How The Other Half Learns: Equality, excellence, and the battle over school choice Audiobook (Free) | AudioBooksLoft

How The Other Half Learns: Equality, excellence, and the battle over school choice Audiobook (Free)

Summary:

An inside take a look at America’s most controversial charter academic institutions, as well as the moral and political queries about public education and school choice.

The promise of public education is excellence for many.
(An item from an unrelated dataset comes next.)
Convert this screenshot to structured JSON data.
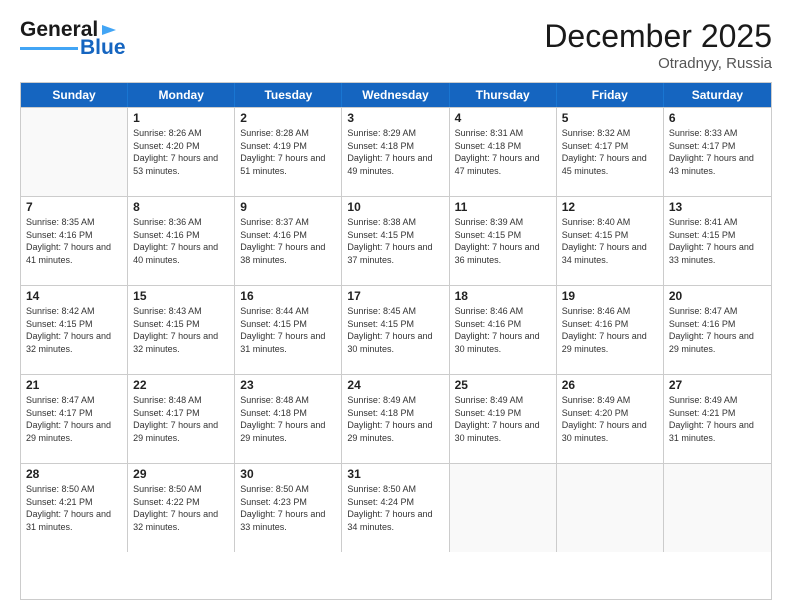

But that guarantee has rarely been held for low-income children of color in the us. In How the SPOUSE Learns, teacher and education journalist Robert Pondiscio focuses on Success Academy, the network of controversial charter colleges in New York City founded by Eva Moskowitz, who has created about How The SPOUSE Learns: Equality, excellence, and the battle over school choice something unparalleled in American education: a way for large numbers of engaged and ambitious low-income groups of color to obtain an education for his or her children that equals as well as exceeds what wealthy families neglect. Her results are astonishing, her strategies unorthodox.

Decades of well-intended efforts to really improve our institutions and close the ‘accomplishment gap’ have set equity and excellence at war with one another: If you’re wealthy, using the means to pay private school tuition or move to an affluent community, you can get your child into an excellent school. But if you are poor and black or brown, you have to settle for ‘equity’ and a lecture–about fairness. About the need to show patience. And about how school choice for you personally only damages open public schools for everyone else. A large number of parents possess chosen Success Academy, and thousands more sit on waiting lists to enter. But Moskowitz herself admits Achievement Academy ‘is normally not for everybody,’ and this raises uncomfortable questions we’d rather not really ask, let alone answer: Imagine if the price of providing a first-rate education to kids least likely to receive it means acknowledging that you can’t do it for everyone? What if some complications are just too hard for schools only to solve?